Wednesday, May 6, 2009

Slice of Indian Life Lacks Compelling Story

I think Karan Mahajan's family planning (c) 2008 is a very realistic farce, but it was hard for me to be sure just what the author was trying to convey at times...fortunately, his prose was pleasing enough to keep me reading through some of the rough spots in this, his first book.

The HarperCollins website offers a lovely synopsis of the book, so I won't try to duplicate it. In a nutshell, family planning is set in modern Delhi, featuring the large and ever-expanding Ahuja family. Father Rakesh, utterly disappointed in his (deceitfully) arranged marriage, finds he is, thankfully, attracted to his wife - but only when she is pregnant. Ergo, the couple has produced thirteen children and Mrs. Ahuja is pregnant again as the book begins.

Fifteen-year-old Arjun is the only one of the children we get to know, following the teen drama of his crush on the girl who rides his bus, his attempt to form a band explicitly to impress said girl, and Arjun's utter despair when he realizes that he can never have the band over to his house to practice, as he's unable to admit to his friends that he has twelve siblings, not six, as he's always maintained.

Ah, adolescence.

Ironically (and comically) Rakesh's antics at work are as juvenile as his son's high school foibles. But again, it's hard to say whether that comparison was intended by the author, or not.
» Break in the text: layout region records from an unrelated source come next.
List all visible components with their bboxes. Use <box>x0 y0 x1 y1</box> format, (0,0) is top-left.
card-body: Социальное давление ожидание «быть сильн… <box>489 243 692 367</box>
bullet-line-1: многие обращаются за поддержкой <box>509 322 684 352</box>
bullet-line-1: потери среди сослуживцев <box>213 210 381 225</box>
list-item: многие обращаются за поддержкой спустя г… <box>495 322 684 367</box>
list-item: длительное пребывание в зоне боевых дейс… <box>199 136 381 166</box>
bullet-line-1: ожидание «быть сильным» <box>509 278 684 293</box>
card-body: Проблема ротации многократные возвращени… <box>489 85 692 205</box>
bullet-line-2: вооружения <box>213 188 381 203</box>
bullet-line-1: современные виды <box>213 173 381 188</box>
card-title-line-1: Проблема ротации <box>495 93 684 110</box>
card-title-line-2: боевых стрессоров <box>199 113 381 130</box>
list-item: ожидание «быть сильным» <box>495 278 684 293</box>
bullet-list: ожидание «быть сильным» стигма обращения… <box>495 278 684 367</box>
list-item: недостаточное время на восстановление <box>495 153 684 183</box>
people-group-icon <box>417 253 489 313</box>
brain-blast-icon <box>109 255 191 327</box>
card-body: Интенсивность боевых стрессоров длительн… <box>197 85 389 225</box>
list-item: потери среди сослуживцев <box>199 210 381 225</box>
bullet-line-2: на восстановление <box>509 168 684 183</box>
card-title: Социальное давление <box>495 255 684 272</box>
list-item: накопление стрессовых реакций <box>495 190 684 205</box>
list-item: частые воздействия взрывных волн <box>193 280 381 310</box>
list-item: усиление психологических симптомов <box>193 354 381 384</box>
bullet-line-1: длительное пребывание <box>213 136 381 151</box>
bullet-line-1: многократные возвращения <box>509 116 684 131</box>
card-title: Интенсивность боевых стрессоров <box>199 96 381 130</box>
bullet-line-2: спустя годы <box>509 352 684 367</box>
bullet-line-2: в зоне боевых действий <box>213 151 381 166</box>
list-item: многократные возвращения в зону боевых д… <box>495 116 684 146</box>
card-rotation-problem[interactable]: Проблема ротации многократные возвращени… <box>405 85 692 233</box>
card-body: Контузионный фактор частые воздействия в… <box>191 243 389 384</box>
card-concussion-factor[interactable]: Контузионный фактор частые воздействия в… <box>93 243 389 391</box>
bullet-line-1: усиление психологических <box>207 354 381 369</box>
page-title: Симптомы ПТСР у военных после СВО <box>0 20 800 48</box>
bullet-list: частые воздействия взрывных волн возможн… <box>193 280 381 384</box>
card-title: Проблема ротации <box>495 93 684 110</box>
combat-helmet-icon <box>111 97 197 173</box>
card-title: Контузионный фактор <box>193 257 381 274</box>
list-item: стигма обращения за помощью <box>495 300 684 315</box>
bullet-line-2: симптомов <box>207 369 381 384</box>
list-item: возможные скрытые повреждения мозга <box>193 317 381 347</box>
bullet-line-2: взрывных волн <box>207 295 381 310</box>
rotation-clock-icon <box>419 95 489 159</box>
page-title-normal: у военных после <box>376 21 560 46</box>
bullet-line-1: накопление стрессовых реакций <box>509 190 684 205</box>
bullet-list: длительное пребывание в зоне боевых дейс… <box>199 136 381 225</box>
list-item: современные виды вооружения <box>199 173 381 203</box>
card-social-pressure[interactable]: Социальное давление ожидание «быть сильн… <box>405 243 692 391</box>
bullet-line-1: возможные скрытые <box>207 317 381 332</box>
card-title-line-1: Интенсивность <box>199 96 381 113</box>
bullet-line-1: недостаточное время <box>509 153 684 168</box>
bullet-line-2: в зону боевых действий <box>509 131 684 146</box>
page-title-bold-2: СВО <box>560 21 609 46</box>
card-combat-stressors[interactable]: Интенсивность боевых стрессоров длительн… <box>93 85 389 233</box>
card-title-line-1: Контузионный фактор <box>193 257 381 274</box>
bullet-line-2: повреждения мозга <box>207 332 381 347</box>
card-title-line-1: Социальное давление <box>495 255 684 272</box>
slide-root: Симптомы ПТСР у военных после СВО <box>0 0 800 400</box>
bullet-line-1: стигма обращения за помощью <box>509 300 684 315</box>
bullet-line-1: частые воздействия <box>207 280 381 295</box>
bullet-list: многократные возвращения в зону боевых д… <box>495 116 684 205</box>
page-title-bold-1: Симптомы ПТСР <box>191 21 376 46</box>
One of my frustrations with this book is that Mahajan seems to have a lot of talent, but instead of showcasing his best talents in this book, he chose to give us a collage.

Mahajan drops readers into modern India on every page, with descriptions of unfinished flyovers, political corruption, plates of chappati. He drops humor into the mix too, with running gags about Mr. Ahuja's hearing problem and Mrs. Ahuja's pronoun usage. (Mrs. Ahuja rarely uses her children's names; instead, she's constantly saying, "tell him to come here" - which is both confusing and useful in a house with 13 kids.) But at odd spots - sometimes in the middle of one of those gags - the author stops to jab the reader with savvy but melancholy observations on love and marriage and the lives lost in between. At such a spot, however, when the jerky pace annoys, Mahajan's well-crafted narrative soothes.
He knew nothing about this woman, this wife of fifteen-odd years. Vague details, yes--the tough jackfruits of her elbows, the sullen hump of her jaw, the bulbous nose she had proudly passed on to each child except Arjun...a fierce protection of her Right to Eat at the table--but nothing more. He twisted and turned in his head the Rubik's cube of domestic details and arrived at no sustainable patterns. His mind was a drawer rummaged of all its contents.
- p 228

family planning had its merits, but unlike some reviewers, I'm not completely smitten with Mahajan's storytelling. His insight is delightful, and he has a tendency to surprise with it, rather than with plot twists or tension between characters. The lack of external conflict was disappointing to me.

family planning is so ripe with potential clashes among its many unique characters that every chapter seemed ready to burst. It never did. You might enjoy it anyway. I did.